Moscow may well have been assuming the Turks would be as restrained as other NATO members, which was an undoubted mistake. Putting aside any cultural stereotypes, Ankara is not only embarked in a campaign to assert itself as a regional power, it also sees Moscow as a sometimes partner-of-convenience, but also local rival. Russian intelligence officers have assassinated Chechen fundraisers in Turkey, and generally the Kremlin has shown little signs of seeing in Ankara a serious ally, partner or player, even in the days when Putin and Erdogan were getting along. Only this Friday, Russia’s ambassador had been given a dressing down about the bombing of Turkish-backed rebels. It may well be that Ankara leapt at the opportunity to teach Russia a lesson and also show that it was a serious player.

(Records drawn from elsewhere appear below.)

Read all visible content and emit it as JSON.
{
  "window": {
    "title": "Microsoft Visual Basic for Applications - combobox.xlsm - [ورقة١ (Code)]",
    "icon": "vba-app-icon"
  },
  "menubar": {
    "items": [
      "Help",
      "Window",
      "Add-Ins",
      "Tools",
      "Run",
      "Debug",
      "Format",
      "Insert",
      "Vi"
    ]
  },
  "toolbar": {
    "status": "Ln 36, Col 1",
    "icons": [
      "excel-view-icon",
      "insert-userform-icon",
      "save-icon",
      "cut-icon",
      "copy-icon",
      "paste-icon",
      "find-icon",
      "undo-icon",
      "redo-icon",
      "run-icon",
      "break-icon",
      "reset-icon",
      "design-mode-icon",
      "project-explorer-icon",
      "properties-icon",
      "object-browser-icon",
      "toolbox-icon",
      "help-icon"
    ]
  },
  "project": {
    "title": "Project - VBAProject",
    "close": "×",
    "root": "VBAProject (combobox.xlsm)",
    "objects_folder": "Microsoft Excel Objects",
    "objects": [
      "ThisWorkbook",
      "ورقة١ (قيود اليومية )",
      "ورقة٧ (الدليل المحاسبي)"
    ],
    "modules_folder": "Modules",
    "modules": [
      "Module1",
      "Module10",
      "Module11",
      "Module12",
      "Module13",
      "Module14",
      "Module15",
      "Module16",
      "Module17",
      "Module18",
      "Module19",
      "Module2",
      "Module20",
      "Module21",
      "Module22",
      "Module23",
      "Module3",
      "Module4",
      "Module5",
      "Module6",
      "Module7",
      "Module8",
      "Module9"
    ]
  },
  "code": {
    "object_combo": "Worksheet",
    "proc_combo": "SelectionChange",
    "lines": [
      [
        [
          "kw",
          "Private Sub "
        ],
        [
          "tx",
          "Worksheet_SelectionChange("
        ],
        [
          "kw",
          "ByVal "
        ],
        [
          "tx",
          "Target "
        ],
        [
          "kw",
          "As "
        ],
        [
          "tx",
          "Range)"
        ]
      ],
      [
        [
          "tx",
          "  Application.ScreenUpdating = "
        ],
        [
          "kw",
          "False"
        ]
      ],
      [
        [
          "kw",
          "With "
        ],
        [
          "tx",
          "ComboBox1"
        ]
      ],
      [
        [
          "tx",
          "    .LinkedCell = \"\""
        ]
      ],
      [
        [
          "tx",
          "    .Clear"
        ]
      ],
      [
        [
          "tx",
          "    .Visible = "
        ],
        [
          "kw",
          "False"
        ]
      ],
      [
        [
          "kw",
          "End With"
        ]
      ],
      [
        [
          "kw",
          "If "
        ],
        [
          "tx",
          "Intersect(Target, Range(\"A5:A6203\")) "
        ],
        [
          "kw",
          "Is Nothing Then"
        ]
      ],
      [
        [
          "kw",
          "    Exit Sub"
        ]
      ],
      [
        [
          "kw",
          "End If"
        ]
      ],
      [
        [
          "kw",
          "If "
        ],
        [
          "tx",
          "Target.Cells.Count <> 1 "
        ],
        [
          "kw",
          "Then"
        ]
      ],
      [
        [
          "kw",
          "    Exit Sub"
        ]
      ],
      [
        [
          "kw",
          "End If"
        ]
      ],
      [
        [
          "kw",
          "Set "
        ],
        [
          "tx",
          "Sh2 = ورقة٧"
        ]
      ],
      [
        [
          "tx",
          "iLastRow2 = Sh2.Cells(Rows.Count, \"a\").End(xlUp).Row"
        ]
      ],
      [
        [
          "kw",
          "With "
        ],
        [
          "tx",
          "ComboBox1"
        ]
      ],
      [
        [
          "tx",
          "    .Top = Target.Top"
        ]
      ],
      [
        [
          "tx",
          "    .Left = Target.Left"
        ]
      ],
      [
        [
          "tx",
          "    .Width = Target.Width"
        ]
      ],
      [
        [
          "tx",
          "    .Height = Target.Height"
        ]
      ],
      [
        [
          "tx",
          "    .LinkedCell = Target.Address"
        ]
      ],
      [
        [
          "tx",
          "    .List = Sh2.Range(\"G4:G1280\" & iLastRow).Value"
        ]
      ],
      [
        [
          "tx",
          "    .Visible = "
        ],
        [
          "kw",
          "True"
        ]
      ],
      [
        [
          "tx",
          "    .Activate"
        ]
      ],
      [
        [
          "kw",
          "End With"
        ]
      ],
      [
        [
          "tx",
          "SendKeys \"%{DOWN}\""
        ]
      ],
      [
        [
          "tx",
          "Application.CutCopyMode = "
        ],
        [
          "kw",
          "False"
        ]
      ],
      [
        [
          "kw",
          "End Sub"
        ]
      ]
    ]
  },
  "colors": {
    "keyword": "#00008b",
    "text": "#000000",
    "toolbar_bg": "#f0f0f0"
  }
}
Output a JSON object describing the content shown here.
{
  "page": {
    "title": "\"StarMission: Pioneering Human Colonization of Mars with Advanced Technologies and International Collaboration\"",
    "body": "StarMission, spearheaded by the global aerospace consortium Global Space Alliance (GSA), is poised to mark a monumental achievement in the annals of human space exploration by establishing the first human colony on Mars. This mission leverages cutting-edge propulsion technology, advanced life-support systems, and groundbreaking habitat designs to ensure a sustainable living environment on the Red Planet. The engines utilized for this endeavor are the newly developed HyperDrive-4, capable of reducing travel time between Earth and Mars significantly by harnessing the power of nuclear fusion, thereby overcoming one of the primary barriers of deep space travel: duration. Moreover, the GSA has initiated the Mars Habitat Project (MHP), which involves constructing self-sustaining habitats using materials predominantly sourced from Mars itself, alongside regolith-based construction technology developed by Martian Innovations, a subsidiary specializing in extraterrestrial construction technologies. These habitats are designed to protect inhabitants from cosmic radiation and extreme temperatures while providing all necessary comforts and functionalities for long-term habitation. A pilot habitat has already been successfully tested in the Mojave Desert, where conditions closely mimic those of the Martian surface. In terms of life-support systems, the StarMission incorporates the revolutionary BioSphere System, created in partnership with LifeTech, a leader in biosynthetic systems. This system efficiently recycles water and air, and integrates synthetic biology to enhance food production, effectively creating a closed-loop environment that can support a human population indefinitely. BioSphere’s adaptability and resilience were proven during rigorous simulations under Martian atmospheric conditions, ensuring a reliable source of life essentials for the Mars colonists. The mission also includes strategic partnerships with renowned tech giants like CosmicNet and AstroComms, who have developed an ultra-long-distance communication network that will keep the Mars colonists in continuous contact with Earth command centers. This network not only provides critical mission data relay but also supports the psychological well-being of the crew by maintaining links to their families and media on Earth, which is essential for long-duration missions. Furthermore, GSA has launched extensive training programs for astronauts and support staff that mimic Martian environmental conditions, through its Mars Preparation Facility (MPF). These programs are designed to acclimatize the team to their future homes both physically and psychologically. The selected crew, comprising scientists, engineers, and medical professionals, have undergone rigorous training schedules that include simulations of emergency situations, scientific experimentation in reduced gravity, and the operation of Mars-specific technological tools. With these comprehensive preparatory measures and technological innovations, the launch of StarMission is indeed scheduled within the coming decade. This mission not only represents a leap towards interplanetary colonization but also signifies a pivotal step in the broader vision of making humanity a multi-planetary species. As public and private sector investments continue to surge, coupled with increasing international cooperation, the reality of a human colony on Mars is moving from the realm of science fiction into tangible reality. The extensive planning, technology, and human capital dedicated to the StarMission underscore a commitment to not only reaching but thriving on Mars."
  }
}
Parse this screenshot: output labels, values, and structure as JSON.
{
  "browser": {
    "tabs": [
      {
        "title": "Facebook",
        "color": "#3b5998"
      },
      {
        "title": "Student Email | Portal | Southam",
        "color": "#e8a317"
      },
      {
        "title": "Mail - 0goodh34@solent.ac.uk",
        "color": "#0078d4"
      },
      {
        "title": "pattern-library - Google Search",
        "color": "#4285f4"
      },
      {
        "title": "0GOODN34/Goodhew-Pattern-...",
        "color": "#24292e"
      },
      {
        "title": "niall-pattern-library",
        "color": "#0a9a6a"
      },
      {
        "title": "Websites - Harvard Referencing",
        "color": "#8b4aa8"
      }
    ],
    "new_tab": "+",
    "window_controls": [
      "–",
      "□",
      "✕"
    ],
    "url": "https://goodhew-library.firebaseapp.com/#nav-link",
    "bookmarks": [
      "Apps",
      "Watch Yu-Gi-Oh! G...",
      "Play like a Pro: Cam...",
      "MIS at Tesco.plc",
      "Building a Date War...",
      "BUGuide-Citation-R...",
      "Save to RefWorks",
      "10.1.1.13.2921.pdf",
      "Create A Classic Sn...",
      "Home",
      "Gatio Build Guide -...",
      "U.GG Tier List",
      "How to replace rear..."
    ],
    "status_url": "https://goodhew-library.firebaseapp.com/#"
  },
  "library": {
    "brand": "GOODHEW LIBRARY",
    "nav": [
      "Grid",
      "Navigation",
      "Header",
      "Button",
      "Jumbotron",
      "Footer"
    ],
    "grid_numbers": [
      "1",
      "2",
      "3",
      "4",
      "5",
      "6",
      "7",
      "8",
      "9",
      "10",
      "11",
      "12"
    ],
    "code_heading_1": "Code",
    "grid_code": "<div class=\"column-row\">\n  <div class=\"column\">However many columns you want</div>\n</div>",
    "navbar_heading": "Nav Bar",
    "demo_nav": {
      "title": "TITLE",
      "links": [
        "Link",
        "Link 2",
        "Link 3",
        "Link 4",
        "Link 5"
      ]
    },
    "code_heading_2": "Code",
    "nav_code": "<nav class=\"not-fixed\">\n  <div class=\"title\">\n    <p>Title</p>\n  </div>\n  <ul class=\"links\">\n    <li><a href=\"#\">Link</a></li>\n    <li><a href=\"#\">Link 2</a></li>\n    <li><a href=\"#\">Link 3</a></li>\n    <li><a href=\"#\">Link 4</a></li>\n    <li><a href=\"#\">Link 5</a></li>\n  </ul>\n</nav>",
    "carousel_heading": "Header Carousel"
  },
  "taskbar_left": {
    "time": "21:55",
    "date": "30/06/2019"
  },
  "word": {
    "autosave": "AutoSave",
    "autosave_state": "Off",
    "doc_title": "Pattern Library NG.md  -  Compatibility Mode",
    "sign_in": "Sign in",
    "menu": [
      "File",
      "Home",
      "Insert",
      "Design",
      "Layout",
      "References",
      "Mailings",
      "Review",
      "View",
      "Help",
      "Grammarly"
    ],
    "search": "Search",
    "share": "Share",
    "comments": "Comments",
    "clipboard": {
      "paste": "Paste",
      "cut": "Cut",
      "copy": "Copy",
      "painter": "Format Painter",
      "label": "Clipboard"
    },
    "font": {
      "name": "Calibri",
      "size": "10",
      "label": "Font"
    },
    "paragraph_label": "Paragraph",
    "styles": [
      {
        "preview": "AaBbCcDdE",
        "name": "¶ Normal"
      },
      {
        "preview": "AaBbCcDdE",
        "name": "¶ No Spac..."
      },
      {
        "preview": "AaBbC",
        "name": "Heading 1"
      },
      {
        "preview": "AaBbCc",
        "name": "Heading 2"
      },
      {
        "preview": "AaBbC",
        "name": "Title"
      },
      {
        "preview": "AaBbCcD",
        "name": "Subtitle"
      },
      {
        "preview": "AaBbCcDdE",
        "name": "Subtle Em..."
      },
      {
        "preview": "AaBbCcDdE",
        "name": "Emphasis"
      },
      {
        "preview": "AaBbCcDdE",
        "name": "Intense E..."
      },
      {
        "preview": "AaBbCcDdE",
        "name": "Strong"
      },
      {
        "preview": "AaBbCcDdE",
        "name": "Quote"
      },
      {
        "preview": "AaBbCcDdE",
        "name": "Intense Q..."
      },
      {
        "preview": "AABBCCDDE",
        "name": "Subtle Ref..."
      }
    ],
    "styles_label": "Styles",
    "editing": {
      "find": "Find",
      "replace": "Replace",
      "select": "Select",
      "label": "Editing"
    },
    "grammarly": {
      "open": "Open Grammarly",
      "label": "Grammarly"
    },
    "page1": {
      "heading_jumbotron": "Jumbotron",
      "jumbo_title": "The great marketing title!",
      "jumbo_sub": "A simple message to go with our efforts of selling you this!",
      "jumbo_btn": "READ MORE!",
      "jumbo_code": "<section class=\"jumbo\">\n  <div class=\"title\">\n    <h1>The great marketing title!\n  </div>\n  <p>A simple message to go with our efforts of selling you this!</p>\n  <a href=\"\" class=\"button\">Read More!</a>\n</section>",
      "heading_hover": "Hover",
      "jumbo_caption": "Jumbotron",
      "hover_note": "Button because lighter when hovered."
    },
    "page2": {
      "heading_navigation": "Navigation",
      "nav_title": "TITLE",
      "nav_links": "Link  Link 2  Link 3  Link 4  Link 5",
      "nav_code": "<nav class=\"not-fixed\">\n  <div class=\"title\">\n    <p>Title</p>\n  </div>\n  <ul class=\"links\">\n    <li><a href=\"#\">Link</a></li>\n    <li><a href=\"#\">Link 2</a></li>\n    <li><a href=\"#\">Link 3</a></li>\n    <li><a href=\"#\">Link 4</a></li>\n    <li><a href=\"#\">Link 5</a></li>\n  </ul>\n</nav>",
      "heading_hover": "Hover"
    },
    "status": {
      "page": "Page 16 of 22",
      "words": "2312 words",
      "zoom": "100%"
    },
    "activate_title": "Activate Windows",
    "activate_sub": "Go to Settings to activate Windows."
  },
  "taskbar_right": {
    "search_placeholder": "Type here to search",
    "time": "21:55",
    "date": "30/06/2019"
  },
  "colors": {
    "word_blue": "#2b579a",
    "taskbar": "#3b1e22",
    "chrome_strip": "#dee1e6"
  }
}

Putin’s immediate response has been mordant and tough, accusing Turkey of stabbing Russia in the back, of in effect protecting ISIS, and running to its NATO powers as if it has been one of its own aircraft that had been shot down. We can expect some kind of retaliation on the political-economic front (maybe stopping Turkish airliners coming to Russian airports?) and maybe also some unloading of additional serious ordnance on Turkish-backed elements in Syria. However, I suspect neither Moscow nor, at the very least, the other European NATO powers will want to let this go too far. Russia cannot fight hot diplomatic wars on too many fronts, and Europe clearly wants Moscow to be part of the solution in Syria and maybe Ukraine, too. And, frankly, there is in many capitals concern about Turkey, its agenda and its role in the region. Much will depend on where Washington falls, of course, but if Moscow can get even a crumb of contrition from Ankara or sympathy from Europe, then we can expect this to be splashed on Russian TV and allow the Kremlin to let this slide a little.

But even in this best-case scenario, I don’t imagine that will be the end to it. Moscow has already been willing to operate inside Turkey covertly, and is engaged in political tussles over influence in the South Caucasus as well as Middle East. I would expect some uptick in ‘mischief’ – perhaps some support for the Kurds or other violent extreme movements, for example – as well as a more assiduous campaign to push back and stymie Turkish regional ambitions.

It’s often said, with good reason, that Putin really wants a return to 19th century geopolitics, when might made right and realpolitik was all. Let’s not forget that one of the defining 19th century conflicts was that between Russia and the Ottoman Empire, which were sometimes openly at war, sometimes ostensibly at peace, but never anything than enemies. Here we go again.